The Bureau des Arts et d'Industrie in Vienna published the three "Rasumovsky" quartets in 1808, with a dedication to the Russian Ambassador in Vienna, Count Andreas Kirillovich Rasumovsky (1752-1836), who had commissioned them. The Russian Ambassador was one of Beethoven's principal supporters until a fire destroyed much of his wealth in December 1814. More important to Beethoven than his wealth was Rasumovsky's maintenance of a permanent string quartet from 1808 to 1816, led by Ignaz Schuppanzigh (1776-1830), in which Rasumovsky occasionally played second violin. Schuppanzigh was involved in the premières of numerous works by Beethoven, including the quartets.
Beethoven began drafting the score of the first of the Opus 59 quartets on May 26, 1806, although there is evidence that he started to sketch them in the fall of 1804; by November 1806, all three were complete. Because Rasumovsky was to have exclusive rights to the pieces for a year, their publication was delayed until January 1808. As a tribute to Rasumovsky's heritage, Beethoven planned to use Russian folk themes in each of the three quartets, but did so only in the finale of the first and the slow movement of the second. All three are in four movements, the third augmented by a slow introduction to the first movement.

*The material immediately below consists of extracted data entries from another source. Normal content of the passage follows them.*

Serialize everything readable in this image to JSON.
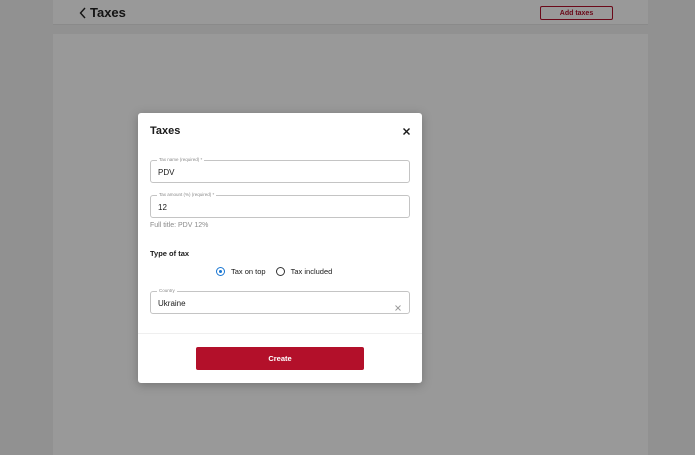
{
  "header": {
    "back_icon": "chevron-left-icon",
    "title": "Taxes",
    "add_button_label": "Add taxes"
  },
  "modal": {
    "title": "Taxes",
    "close_icon": "close-icon",
    "fields": {
      "tax_name": {
        "label": "Tax name (required) *",
        "value": "PDV"
      },
      "tax_amount": {
        "label": "Tax amount (%) (required) *",
        "value": "12"
      },
      "country": {
        "label": "Country",
        "value": "Ukraine",
        "clear_icon": "clear-icon"
      }
    },
    "full_title_text": "Full title: PDV 12%",
    "type_of_tax": {
      "title": "Type of tax",
      "options": [
        {
          "label": "Tax on top",
          "selected": true
        },
        {
          "label": "Tax included",
          "selected": false
        }
      ]
    },
    "create_button_label": "Create"
  },
  "colors": {
    "brand": "#b3102a",
    "radio_selected": "#1976d2",
    "overlay": "rgba(0,0,0,0.40)"
  }
}
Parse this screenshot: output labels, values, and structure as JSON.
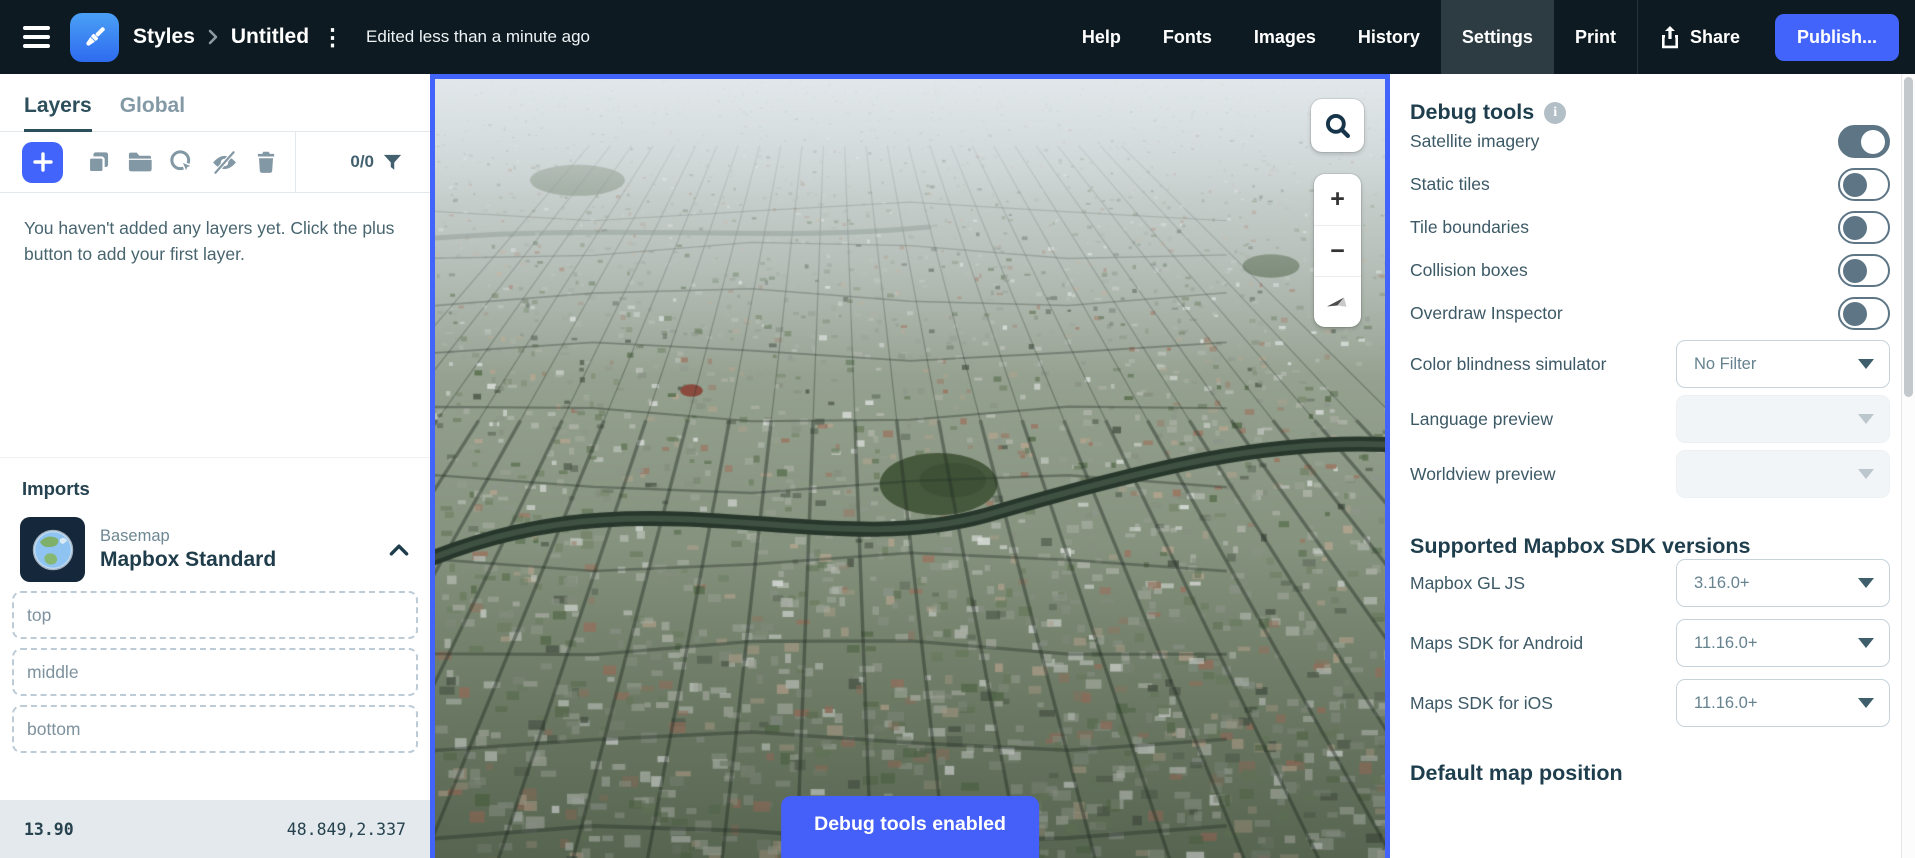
{
  "topbar": {
    "breadcrumb": {
      "root": "Styles",
      "current": "Untitled"
    },
    "edited_status": "Edited less than a minute ago",
    "nav_items": [
      {
        "label": "Help",
        "active": false
      },
      {
        "label": "Fonts",
        "active": false
      },
      {
        "label": "Images",
        "active": false
      },
      {
        "label": "History",
        "active": false
      },
      {
        "label": "Settings",
        "active": true
      },
      {
        "label": "Print",
        "active": false
      }
    ],
    "share_label": "Share",
    "publish_label": "Publish...",
    "colors": {
      "bar_bg": "#0d1a21",
      "active_tab_bg": "#2d3c43",
      "accent_blue": "#4264fb"
    }
  },
  "sidebar": {
    "tabs": [
      {
        "label": "Layers",
        "active": true
      },
      {
        "label": "Global",
        "active": false
      }
    ],
    "layer_counter": "0/0",
    "empty_state": "You haven't added any layers yet. Click the plus button to add your first layer.",
    "imports": {
      "heading": "Imports",
      "item": {
        "kind": "Basemap",
        "name": "Mapbox Standard",
        "expanded": true
      },
      "slots": [
        "top",
        "middle",
        "bottom"
      ]
    },
    "statusbar": {
      "zoom": "13.90",
      "coords": "48.849,2.337"
    }
  },
  "map": {
    "location": "satellite view of Paris",
    "toast": "Debug tools enabled",
    "controls": {
      "zoom_in": "+",
      "zoom_out": "−"
    },
    "border_color": "#4264fb"
  },
  "panel": {
    "debug": {
      "heading": "Debug tools",
      "toggles": [
        {
          "label": "Satellite imagery",
          "on": true
        },
        {
          "label": "Static tiles",
          "on": false
        },
        {
          "label": "Tile boundaries",
          "on": false
        },
        {
          "label": "Collision boxes",
          "on": false
        },
        {
          "label": "Overdraw Inspector",
          "on": false
        }
      ],
      "selects": [
        {
          "label": "Color blindness simulator",
          "value": "No Filter",
          "disabled": false
        },
        {
          "label": "Language preview",
          "value": "",
          "disabled": true
        },
        {
          "label": "Worldview preview",
          "value": "",
          "disabled": true
        }
      ],
      "toggle_on_color": "#5d7585"
    },
    "sdk": {
      "heading": "Supported Mapbox SDK versions",
      "rows": [
        {
          "label": "Mapbox GL JS",
          "value": "3.16.0+"
        },
        {
          "label": "Maps SDK for Android",
          "value": "11.16.0+"
        },
        {
          "label": "Maps SDK for iOS",
          "value": "11.16.0+"
        }
      ]
    },
    "map_position": {
      "heading": "Default map position"
    }
  }
}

The C major quartet opens with a strange introduction -- its first harmony is a diminished chord built on F sharp. After a suspenseful decrescendo, the chord moves to the dominant of B flat. This does not lead where we expect it, and the ensuing measures seem directionless until we hear the dominant of C major. However, the tonic is not confirmed until after the exposition has begun. In the development, Beethoven takes the harmony as far afield as the Neapolitan, D flat, creating a similar relationship to the one found in the first movement of the E minor quartet. Although the sonata-form second movement is not marked Thème russe, its melancholy melody does sound eastern European in origin, and the pizzicato playing on the cello lends the movement a folk-music quality. The third movement is a minuet, Beethoven's first since the Piano Sonata, Op. 31/3, of 1802. The Trio's tonality of F major looks back both to the key of the first quartet and to that harmony's presence in the second. Beethoven directs that the coda is to move without break into the finale. The blistering finale, in 2/2 meter, is one of Beethoven's most important fugal movements. Until the fourth voice enters (the first violin), it seems that Beethoven intends to compose an actual fugue. Beethoven embarks on a wide exploration of harmonies in this combination of sonata-form and fugue.